Washington State University
Wednesday, October 19, 2011 at 12:00pm
Evans 560

Data sharing between labs, and indeed between disciplines, reduces duplication of effort, facilitates new discoveries, and leads to the development of more flexible, reliable, and reproducible analysis techniques. Initially, a data sharing solution is required to support entry, storage and transfer of data. In order to be useful, however, it must also assist potential collaborators to locate appropriate data sets, apply their analysis tools, and interpret the results meaningfully. This requires that the stored data sets incorporate information describing both their structure and their meaning, preferably in a form that is useful both to humans and machines. Currently, most approaches to this problem focus on tagging data sets with additional meta-data.

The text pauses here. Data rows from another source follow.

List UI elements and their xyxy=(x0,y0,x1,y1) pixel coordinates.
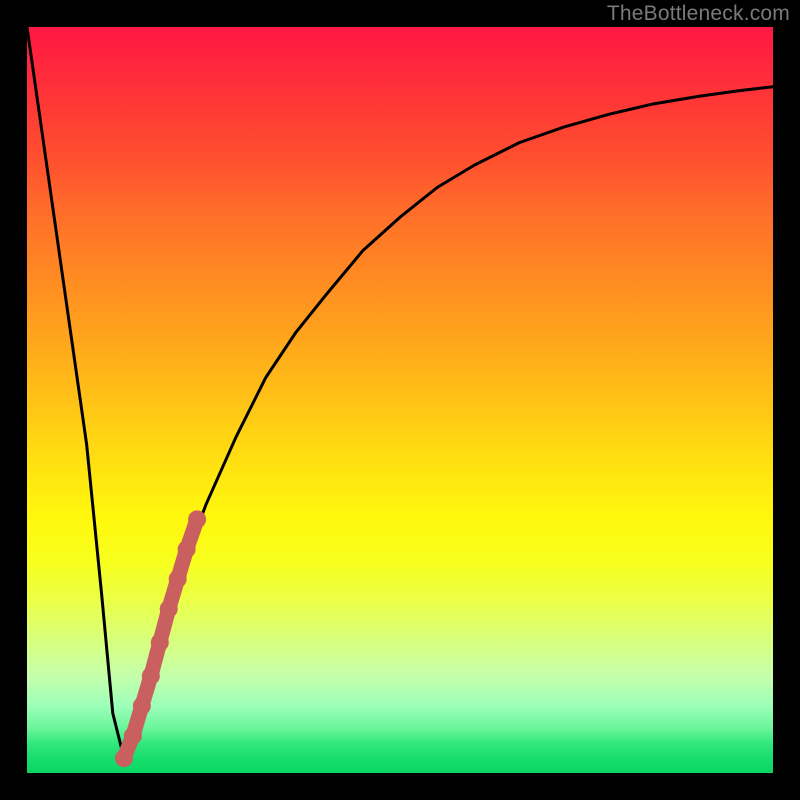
highlighted-segment xyxy=(115,510,206,767)
highlight-dot xyxy=(188,510,206,528)
highlight-dot xyxy=(160,600,178,618)
bottleneck-curve xyxy=(27,27,773,758)
highlight-dot xyxy=(169,570,187,588)
highlight-dot xyxy=(151,633,169,651)
curve-path xyxy=(27,27,773,758)
chart-svg xyxy=(27,27,773,773)
highlight-dot xyxy=(133,697,151,715)
highlight-dot xyxy=(115,749,133,767)
plot-area xyxy=(27,27,773,773)
highlight-dot xyxy=(178,540,196,558)
highlight-dot xyxy=(124,727,142,745)
highlight-dot xyxy=(142,667,160,685)
chart-frame: TheBottleneck.com xyxy=(0,0,800,800)
attribution-label: TheBottleneck.com xyxy=(607,2,790,26)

These tags are human readable labels that describe the meaning, and typically also the origin and intended use, of the data. Meta-data tags, however, are of limited use to machines. They can be searched over, but usually do not specify enough information to allow the application of analysis tools. I present an alternative approach to data markup, which falls between the domains of meta-data tagging and computational data type (in the sense used in the design of computer languages). I call this approach a semantic type system. I present a design for such a system, which is based heavily on the pattern-matching behavior of functional computer languages, and an initial implementation of this design. I will show examples of how this system provides an application interface for analysis tools, how it can be used by humans to understand data, and also how it can be used to make data sets easier to search. Finally, I propose a possible mechanism for converting recorded data into appropriately semantically typed structures.